On the other hand, there may be instances in which you must continue your support obligation even after your child passes the age of emancipation. Examples of such instances are as follows:

  • Your child has chosen to attend higher education and requires support through the age of 23.
  • Your child has disabilities and requires support past the age of 19.
  • The New Jersey family court grants an extension of support through the age of 23 due to unique circumstances.

What factors may warrant an early termination of child support?

To reiterate, your child becoming financially independent is grounds for the early termination of your support. However, other circumstances, such as you losing your job, may prompt a modification of your support order.
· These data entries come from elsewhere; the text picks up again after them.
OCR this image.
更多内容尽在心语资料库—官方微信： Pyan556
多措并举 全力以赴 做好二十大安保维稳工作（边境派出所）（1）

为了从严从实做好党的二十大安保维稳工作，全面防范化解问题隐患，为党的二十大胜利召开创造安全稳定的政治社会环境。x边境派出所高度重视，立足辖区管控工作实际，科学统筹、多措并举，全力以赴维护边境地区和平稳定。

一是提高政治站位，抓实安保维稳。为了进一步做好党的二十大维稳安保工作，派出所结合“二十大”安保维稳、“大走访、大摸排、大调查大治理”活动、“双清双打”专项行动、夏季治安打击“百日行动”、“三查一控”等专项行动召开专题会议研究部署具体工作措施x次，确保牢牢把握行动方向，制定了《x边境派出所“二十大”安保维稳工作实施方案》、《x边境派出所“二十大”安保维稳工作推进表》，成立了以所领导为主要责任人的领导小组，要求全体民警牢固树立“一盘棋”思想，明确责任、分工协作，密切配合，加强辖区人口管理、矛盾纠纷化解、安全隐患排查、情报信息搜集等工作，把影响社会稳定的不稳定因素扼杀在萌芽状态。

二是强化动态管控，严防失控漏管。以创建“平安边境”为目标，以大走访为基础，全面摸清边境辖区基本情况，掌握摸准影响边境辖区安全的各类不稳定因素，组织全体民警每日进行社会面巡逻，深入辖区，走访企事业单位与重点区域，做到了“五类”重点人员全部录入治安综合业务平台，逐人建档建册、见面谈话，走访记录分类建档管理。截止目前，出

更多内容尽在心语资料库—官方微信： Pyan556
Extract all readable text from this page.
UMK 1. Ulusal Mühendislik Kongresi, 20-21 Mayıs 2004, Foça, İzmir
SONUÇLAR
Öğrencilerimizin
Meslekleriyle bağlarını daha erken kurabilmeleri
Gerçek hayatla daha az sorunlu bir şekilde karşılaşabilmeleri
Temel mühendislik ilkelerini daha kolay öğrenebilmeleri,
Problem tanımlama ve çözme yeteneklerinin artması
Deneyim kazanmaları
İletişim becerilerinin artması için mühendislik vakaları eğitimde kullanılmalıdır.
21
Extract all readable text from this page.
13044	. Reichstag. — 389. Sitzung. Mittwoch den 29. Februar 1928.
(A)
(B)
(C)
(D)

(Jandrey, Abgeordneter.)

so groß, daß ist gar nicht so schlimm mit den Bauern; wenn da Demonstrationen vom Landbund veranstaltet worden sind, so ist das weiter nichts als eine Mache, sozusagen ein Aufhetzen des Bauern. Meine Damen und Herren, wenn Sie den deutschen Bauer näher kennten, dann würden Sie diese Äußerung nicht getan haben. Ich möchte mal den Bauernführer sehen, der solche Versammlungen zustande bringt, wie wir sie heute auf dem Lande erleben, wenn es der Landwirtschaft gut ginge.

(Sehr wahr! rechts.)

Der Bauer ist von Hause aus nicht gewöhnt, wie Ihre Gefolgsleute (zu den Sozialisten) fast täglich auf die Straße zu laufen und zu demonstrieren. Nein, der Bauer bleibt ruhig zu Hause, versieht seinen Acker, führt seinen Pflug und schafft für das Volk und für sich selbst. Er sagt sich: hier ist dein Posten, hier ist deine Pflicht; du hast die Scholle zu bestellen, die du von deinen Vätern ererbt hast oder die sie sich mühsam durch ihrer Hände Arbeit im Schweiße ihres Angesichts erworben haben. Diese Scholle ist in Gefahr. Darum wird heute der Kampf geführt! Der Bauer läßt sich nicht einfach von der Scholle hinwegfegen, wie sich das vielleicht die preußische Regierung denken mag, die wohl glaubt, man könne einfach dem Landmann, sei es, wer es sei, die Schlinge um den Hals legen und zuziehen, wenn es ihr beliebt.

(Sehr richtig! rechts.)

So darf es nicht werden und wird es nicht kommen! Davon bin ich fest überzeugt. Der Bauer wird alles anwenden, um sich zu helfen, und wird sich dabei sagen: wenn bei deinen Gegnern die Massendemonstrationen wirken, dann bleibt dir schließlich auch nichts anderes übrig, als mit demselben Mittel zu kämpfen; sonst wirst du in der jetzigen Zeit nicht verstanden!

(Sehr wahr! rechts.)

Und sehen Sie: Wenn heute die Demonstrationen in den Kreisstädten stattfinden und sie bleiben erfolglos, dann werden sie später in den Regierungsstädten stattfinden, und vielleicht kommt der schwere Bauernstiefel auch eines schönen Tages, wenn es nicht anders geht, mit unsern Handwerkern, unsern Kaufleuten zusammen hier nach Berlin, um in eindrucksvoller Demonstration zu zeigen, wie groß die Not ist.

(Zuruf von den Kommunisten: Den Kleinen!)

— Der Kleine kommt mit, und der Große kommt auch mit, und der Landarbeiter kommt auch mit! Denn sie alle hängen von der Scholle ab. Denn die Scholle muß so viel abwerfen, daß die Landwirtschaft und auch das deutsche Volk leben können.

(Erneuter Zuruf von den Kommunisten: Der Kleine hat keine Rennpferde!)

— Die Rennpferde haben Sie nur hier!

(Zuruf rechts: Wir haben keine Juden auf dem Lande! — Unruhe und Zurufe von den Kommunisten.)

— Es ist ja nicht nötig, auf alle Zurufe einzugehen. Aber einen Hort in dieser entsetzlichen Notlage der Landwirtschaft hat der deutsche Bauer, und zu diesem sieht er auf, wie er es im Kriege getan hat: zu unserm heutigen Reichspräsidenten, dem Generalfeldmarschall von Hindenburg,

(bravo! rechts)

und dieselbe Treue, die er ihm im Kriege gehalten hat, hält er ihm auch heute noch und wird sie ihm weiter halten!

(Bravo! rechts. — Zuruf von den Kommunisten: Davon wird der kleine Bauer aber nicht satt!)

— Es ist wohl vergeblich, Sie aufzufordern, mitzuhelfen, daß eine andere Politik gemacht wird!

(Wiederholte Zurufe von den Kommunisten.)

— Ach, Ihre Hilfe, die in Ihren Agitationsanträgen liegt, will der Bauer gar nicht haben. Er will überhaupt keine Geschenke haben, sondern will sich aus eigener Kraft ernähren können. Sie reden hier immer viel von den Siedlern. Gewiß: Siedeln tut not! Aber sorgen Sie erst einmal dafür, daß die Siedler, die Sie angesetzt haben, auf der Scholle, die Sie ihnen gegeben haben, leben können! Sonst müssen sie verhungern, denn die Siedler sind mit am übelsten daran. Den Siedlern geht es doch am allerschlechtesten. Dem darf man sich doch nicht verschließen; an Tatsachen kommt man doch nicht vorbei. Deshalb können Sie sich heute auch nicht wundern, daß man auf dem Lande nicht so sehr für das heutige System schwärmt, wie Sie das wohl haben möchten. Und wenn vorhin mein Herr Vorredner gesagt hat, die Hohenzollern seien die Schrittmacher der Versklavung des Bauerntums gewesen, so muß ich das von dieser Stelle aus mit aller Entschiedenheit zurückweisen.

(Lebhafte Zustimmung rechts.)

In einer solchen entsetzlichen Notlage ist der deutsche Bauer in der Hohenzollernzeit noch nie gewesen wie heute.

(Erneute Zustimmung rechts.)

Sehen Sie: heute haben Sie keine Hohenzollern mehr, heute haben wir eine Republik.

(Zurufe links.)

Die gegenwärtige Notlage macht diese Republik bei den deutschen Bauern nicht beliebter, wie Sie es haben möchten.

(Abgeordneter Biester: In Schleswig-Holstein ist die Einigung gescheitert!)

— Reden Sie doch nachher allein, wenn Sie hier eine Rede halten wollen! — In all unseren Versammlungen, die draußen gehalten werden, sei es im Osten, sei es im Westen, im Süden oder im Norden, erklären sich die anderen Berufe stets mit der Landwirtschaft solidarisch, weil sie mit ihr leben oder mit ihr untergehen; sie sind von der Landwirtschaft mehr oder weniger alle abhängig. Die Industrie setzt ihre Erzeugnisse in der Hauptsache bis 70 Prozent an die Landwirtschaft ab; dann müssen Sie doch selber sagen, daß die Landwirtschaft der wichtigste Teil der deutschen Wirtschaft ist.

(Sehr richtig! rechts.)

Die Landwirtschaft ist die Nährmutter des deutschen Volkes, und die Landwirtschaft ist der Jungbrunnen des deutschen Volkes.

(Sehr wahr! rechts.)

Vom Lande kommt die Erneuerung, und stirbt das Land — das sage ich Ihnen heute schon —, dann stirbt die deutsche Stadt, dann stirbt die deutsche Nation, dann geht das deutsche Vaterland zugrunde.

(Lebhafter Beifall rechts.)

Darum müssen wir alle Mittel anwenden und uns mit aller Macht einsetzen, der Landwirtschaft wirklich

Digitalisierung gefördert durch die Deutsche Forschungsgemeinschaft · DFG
With this, you must formally file a petition with the New Jersey family court that explains the drastic change in your circumstances alongside relevant evidence. It is important that you continue to make your child support payments while the court is processing your request. Your owed payments will only continue to add up and you will have to pay them off eventually. For this, you may find it helpful to have your support payments deducted from your unemployment benefits or your workers’ compensation. Though, this should only be a temporary solution.

It is important to note that the court may not grant you a modification if you quit your job or if you were fired due to gross negligence or any kind of criminal activity. At the same time, a child support order is not solely based on your and your former spouse’s financial situation. This means that you are by no means entitled to be granted this modification.